All in all, our usual RE didnt say anything different to what new RE said today but their styles are different; shes a woman for starters, she stylistically didnt mind the banter of interruptions & my many questions, she didnt mind my research with dr google & my neuroticsm & anxiety. she didnt mind the tearyness & the swearing. she wasnt silent on the other end.
After we left A & I talked about whether we shoulds tay with our old RE & we decided too for now. He has done the (almost always) right thing by us. He has the highest success rate there. & in a way now i have the best of both worlds. New RE said i can email or call her whenever i want to ask her anything which i cant do to old RE...so for now i think we stick with him but access her when the need arises.

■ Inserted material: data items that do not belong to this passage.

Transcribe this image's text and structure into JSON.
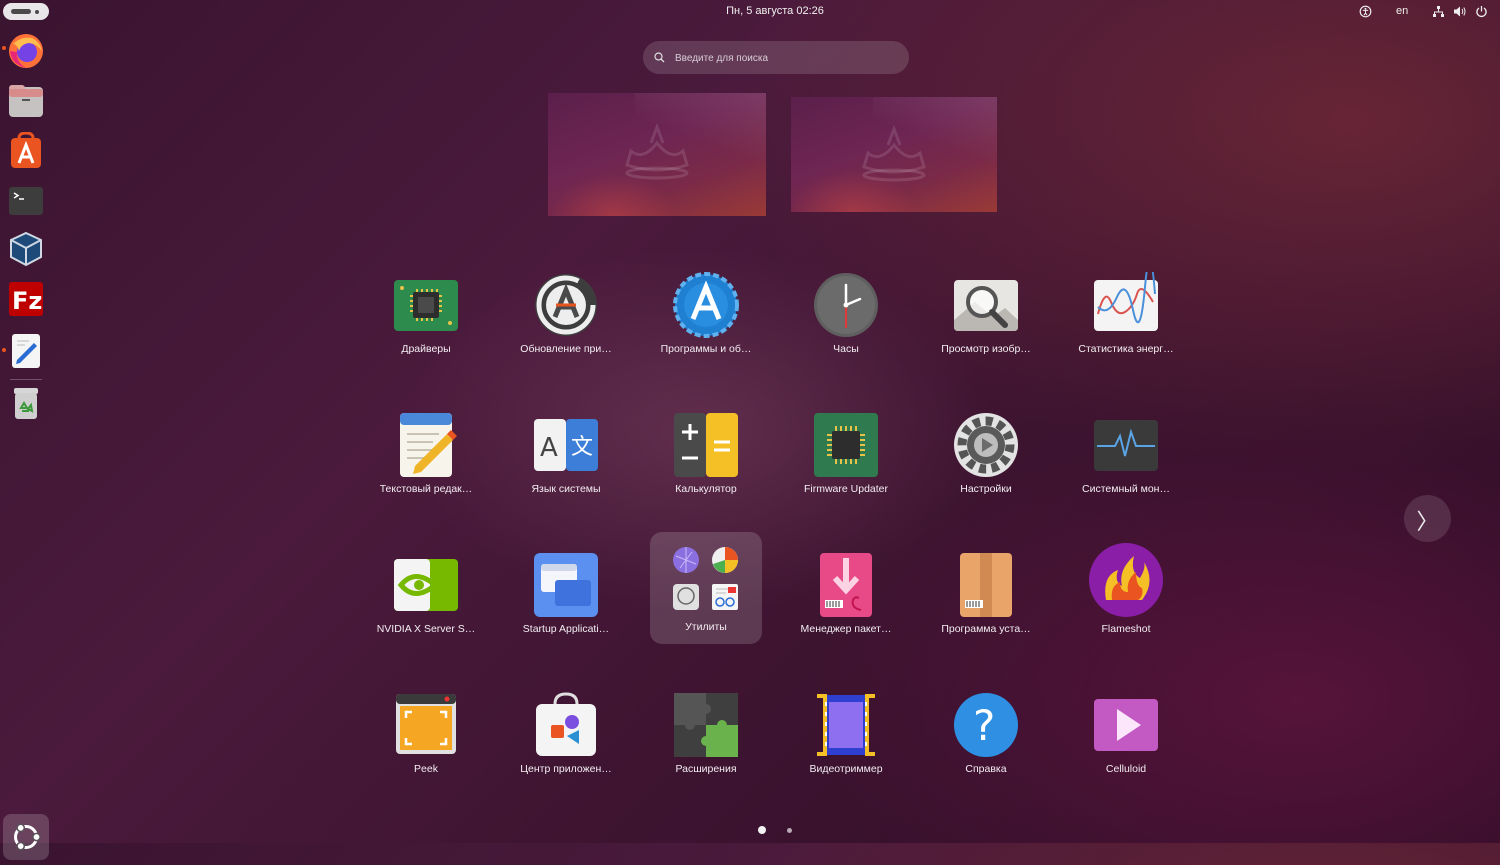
{
  "topbar": {
    "datetime": "Пн, 5 августа  02:26",
    "keyboard_layout": "en",
    "tray_icons": [
      "accessibility-icon",
      "network-icon",
      "volume-icon",
      "power-icon"
    ]
  },
  "dock": {
    "items": [
      {
        "name": "firefox",
        "running": true
      },
      {
        "name": "files",
        "running": false
      },
      {
        "name": "app-center",
        "running": false
      },
      {
        "name": "terminal",
        "running": false
      },
      {
        "name": "virtualbox",
        "running": false
      },
      {
        "name": "filezilla",
        "running": false
      },
      {
        "name": "text-editor",
        "running": true
      },
      {
        "name": "trash",
        "running": false
      }
    ],
    "show_apps_icon": "ubuntu-logo-icon"
  },
  "search": {
    "placeholder": "Введите для поиска"
  },
  "apps": [
    {
      "label": "Драйверы",
      "icon": "chip-icon"
    },
    {
      "label": "Обновление при…",
      "icon": "software-updater-icon"
    },
    {
      "label": "Программы и об…",
      "icon": "software-properties-icon"
    },
    {
      "label": "Часы",
      "icon": "clock-icon"
    },
    {
      "label": "Просмотр изобр…",
      "icon": "image-viewer-icon"
    },
    {
      "label": "Статистика энерг…",
      "icon": "power-statistics-icon"
    },
    {
      "label": "Текстовый редак…",
      "icon": "text-editor-icon"
    },
    {
      "label": "Язык системы",
      "icon": "language-icon"
    },
    {
      "label": "Калькулятор",
      "icon": "calculator-icon"
    },
    {
      "label": "Firmware Updater",
      "icon": "firmware-chip-icon"
    },
    {
      "label": "Настройки",
      "icon": "settings-gear-icon"
    },
    {
      "label": "Системный мон…",
      "icon": "system-monitor-icon"
    },
    {
      "label": "NVIDIA X Server S…",
      "icon": "nvidia-icon"
    },
    {
      "label": "Startup Applicati…",
      "icon": "startup-apps-icon"
    },
    {
      "label": "Утилиты",
      "icon": "folder-utilities-icon"
    },
    {
      "label": "Менеджер пакет…",
      "icon": "package-manager-icon"
    },
    {
      "label": "Программа уста…",
      "icon": "package-installer-icon"
    },
    {
      "label": "Flameshot",
      "icon": "flameshot-icon"
    },
    {
      "label": "Peek",
      "icon": "peek-icon"
    },
    {
      "label": "Центр приложен…",
      "icon": "app-center-icon"
    },
    {
      "label": "Расширения",
      "icon": "extensions-icon"
    },
    {
      "label": "Видеотриммер",
      "icon": "video-trimmer-icon"
    },
    {
      "label": "Справка",
      "icon": "help-icon"
    },
    {
      "label": "Celluloid",
      "icon": "celluloid-icon"
    }
  ],
  "pager": {
    "pages": 2,
    "current": 1
  },
  "colors": {
    "accent": "#e95420",
    "folder_bg": "rgba(255,255,255,0.16)"
  }
}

She also said she cant see any reason why we wont get pregnant naturally. We werent going to try this month as were doing the endometiral biopsy but she said we can & we'l just do a preg test before the biopsy. I feel quite strange about trying naturally again....for starters this month ive been eating trash & not chinese herbing properly & not taking everything i normally take to assist the process....but A seems to think all the more reason to try naturally. ....& were going away so it will be a nice relaxedintimate w'end at least....anyway..we'll see.....
So, it was good i guess...or rather, it wasnt bad....who knows.....she doesnt know whats ahead, no one does, but for now i guess we are still on this course of trying to get pregnant & maintain it...& so we keep huddled in our bomb shelter & we lay low & conserve energy in anticpation for the next trauma or anxiety.....
two more sleeps & we head off to the blue mountains for the w'end...i know our escape will come & go so fast but i cant wait.